Under her father’s influence, Aretha learned the significance of equality and the importance of civil rights. Due to her father’s status, Aretha was exposed to celebrities at the time such as Clara Ward, Sam Cooke, Jackie Wilson, and of course, Dr. Martin Luther King Jr. At sixteen, Aretha Franklin went on tour with King, and would eventually sing at his funeral in 1968.
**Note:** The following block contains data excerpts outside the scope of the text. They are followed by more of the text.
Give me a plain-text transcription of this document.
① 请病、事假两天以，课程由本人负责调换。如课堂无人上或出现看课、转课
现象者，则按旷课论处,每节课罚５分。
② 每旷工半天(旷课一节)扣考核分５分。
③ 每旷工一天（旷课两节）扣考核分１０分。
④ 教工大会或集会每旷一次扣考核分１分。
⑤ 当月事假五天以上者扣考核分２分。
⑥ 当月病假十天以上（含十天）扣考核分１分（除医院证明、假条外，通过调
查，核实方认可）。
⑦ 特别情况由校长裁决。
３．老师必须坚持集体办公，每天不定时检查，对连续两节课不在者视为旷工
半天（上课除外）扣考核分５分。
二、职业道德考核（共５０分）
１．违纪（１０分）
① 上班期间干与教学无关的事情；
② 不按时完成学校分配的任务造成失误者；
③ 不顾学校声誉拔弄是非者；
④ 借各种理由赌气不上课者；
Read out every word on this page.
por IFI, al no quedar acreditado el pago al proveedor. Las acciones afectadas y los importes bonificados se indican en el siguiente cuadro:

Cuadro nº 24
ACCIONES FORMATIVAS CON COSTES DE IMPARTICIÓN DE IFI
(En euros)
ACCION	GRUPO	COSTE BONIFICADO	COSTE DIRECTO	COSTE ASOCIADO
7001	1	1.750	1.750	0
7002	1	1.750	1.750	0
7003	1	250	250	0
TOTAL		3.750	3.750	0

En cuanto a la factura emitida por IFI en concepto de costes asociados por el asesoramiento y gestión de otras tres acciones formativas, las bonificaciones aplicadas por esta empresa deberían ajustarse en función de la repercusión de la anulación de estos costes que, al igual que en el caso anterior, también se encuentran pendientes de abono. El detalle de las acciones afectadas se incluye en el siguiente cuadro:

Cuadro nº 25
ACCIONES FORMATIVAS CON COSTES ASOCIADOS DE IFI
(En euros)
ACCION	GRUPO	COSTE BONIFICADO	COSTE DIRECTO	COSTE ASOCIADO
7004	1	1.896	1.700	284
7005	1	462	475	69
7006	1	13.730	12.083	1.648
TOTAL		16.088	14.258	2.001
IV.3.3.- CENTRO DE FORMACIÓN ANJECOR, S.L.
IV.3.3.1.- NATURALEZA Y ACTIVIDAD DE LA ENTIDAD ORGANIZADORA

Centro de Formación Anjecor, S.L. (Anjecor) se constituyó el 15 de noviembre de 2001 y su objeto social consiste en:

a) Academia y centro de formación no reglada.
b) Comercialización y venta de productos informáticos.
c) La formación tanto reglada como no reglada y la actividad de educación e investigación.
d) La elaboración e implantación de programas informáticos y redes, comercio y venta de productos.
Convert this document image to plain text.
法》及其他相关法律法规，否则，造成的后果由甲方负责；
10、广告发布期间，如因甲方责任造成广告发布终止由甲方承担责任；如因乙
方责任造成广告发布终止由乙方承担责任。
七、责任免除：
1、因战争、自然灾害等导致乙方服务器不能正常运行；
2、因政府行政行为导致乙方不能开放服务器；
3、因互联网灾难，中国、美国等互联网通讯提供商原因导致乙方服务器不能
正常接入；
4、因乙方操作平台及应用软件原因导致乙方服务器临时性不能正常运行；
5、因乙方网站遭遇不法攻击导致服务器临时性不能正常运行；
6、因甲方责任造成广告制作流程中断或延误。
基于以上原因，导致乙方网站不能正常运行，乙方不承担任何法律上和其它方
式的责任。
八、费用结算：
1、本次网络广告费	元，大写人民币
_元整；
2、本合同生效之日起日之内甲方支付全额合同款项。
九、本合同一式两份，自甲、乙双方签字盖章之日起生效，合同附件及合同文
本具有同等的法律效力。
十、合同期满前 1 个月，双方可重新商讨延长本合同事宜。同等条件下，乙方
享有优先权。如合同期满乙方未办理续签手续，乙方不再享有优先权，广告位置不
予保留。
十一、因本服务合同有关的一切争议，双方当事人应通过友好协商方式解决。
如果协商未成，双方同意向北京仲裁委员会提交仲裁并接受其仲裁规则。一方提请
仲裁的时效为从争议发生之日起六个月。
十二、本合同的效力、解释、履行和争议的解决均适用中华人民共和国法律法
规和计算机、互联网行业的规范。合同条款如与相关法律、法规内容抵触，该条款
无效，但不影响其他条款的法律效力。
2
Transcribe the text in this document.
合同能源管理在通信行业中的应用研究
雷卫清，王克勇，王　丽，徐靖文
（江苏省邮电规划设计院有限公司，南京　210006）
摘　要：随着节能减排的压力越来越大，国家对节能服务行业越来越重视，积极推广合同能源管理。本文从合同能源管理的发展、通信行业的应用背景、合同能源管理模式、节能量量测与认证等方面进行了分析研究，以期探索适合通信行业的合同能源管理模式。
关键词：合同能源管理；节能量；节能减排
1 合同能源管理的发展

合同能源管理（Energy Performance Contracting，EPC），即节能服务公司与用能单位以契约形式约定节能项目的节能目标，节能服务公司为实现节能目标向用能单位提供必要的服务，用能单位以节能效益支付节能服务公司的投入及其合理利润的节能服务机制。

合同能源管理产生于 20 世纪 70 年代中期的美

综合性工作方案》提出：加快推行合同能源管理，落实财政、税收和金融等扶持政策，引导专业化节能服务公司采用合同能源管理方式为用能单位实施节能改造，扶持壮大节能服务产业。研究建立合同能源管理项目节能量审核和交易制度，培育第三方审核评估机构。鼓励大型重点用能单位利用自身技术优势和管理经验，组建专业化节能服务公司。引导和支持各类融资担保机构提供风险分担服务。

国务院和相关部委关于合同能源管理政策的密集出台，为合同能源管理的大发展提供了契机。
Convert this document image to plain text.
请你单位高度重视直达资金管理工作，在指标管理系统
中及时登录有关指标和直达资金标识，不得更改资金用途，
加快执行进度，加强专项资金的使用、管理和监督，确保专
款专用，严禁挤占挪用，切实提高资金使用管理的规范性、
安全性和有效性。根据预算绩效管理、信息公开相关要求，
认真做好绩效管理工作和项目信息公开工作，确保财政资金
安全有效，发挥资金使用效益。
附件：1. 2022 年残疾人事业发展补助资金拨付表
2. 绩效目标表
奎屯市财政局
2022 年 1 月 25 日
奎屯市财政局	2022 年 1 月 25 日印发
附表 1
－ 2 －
Surrounded by civil rights activists from a young age, Aretha spent much of her career supporting civil rights movements. She released arguably her most popular song, “Respect,” in 1967. Immediately linked to civil rights and feminist movements, the song became an instant hit. In an interview with Elle in 2016, Aretha explained her surprise at the instant success of her song: “I was stunned when it went to No. 1, and it stayed No. 1 for a couple weeks. It was the right song at the right time.” Franklin even had it written into her contract that she would never perform for a segregated audience.
Franklin also showed her commitment to the feminist movement by specifically adding the line: “you know I’ve got it” to her famous anthem. “As women, we do have it,” she says. “We have the power. We are very resourceful. Women absolutely deserve respect. I think women and children and older people are the three least-respected groups in our society.”
From a young age, Aretha Franklin was immersed in one of the biggest struggles for civil rights in history. She used the knowledge gained in her youth after her career took off. Providing money for civil rights groups and performing at benefits and protests, she worked tirelessly to combat inequality. Aretha Franklin not only changed the face of the music industry as we know it, but she devoted her career to showing her undying support for feminist and civil rights movements.